At the same time, many of the world’s big economies, including Japan, Germany and China, were growing more dependent on American demand for their exports. These nations were left with a relatively weak domestic-oriented sector. A reliance on exports led to huge trade imbalances among countries, creating another fault line.

Yet another fault line occurred with the meeting of two distinct financial systems. The first, which he calls an arms-length system, is based on transparency and legal safeguards, like those of the United States and Britain. The second, a relationship system, relies on close, informal ties among people and institutions. Examples of the latter include China, Japan and South Korea.
Mr. Rajan says foreign investors from arms-length systems who put capital in countries with relationship systems tend to erect safeguards to lower their risk -- like offering short-term loans that can be withdrawn quickly.

He describes the potentially destructive consequences of this strategy -- directly for the borrowing countries, and indirectly for the global economy. For example, when loans in countries like Indonesia started underperforming in the late 1990s, foreign investors reacted by yanking out their money. Many developing countries then experienced devastating financial crises.
Indonesia and other nations that relied on this type of foreign capital thus inadvertently left themselves open to debilitating booms and busts.

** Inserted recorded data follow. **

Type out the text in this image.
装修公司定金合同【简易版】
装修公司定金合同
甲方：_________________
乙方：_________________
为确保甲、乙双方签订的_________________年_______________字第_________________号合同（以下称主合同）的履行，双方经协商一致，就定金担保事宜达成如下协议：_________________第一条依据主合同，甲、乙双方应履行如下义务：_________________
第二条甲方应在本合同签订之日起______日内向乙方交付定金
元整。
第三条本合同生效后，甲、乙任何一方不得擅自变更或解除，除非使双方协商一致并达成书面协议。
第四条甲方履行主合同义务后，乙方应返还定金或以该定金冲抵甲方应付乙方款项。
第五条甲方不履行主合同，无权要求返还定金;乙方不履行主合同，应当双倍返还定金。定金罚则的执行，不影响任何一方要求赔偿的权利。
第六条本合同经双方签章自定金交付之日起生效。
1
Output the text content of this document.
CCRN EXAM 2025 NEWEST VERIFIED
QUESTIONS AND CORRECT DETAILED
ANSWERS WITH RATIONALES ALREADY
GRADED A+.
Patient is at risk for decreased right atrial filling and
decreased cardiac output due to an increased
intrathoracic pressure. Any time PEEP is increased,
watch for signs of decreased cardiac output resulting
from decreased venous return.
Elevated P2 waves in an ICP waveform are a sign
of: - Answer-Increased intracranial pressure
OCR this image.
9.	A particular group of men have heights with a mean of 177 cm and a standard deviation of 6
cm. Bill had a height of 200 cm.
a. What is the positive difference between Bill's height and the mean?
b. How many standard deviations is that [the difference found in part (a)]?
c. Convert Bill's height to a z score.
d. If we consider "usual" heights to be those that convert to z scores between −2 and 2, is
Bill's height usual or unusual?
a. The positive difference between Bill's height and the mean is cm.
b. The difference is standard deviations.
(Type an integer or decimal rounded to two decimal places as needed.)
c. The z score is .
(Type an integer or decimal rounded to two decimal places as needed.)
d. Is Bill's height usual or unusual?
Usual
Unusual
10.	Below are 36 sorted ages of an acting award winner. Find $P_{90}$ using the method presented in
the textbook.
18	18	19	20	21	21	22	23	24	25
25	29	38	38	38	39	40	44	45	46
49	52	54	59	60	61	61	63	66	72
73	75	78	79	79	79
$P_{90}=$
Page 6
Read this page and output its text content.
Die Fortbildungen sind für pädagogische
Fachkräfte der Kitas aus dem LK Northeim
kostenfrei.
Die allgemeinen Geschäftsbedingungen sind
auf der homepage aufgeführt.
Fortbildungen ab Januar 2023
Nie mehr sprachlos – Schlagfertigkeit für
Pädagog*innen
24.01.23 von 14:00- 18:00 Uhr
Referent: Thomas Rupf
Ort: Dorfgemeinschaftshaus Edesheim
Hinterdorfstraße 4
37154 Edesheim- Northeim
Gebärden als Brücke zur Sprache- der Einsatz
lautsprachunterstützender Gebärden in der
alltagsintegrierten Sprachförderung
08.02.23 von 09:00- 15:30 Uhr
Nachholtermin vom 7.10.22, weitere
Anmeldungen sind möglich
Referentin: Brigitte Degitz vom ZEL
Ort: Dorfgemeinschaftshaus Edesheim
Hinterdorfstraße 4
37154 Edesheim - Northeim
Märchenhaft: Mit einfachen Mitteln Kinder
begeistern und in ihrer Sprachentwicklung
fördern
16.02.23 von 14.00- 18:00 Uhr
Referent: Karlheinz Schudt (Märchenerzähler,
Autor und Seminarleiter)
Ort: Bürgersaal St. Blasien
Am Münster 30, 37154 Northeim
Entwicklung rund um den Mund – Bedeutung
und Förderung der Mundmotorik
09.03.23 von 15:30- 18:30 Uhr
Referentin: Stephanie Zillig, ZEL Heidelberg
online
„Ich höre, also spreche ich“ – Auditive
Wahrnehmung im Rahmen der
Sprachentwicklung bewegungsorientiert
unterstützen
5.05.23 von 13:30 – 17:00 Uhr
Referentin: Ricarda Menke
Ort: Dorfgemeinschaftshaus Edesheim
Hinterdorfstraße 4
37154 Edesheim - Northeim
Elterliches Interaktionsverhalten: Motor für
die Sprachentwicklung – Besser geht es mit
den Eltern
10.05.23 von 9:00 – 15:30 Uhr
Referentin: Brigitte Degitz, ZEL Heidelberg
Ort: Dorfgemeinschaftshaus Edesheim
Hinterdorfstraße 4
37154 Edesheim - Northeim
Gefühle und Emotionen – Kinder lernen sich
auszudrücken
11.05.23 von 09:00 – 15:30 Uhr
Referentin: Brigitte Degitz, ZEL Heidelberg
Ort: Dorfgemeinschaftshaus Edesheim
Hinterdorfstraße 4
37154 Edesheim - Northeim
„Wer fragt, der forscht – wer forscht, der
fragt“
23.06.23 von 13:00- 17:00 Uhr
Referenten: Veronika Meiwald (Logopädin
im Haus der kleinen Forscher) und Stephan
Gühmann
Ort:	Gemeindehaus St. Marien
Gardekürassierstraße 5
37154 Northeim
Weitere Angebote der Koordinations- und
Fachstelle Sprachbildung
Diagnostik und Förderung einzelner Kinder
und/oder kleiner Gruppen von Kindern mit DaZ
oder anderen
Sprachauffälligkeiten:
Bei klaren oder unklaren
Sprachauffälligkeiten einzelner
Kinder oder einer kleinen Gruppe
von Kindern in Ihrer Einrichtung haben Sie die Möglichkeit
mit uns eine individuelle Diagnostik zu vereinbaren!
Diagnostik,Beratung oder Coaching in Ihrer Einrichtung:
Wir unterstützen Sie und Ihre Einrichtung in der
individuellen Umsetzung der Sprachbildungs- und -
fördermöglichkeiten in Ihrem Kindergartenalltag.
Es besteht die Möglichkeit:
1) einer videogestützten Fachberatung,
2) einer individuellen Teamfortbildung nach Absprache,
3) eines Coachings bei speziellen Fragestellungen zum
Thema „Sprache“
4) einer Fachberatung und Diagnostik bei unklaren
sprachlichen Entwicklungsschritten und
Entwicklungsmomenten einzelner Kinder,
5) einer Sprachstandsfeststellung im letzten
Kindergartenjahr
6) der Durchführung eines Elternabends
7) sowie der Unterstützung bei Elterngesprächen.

It’s understandable, then, that some countries turned instead to the perceived safety of export-led growth, with its commitment to an undervalued currency and its buildup of foreign exchange reserves. The consumer-driven United States was an obvious choice to receive these exports, becoming the "demander of last resort."

All of these fault lines met in an amoral global financial system sustained by United States monetary policy. Beginning in the early 1990s, the Federal Reserve chose to keep interest rates relatively low in response to economic recoveries characterized by slow job creation and, in some instances, job losses.
"The U.S. political system," Mr. Rajan notes, "is acutely sensitive to job growth because of the economy’s weak safety nets," creating pressure for a series of ad hoc policies that have effectively steered the American economy from bubble to bubble and created damaging incentives.
* Thanks to Bill Clinton and "New" Democrats. Clinton also developed the strategy of increasing home ownership among low income workers as a way to combat increased inequality, a cause George W. Bush happily took up.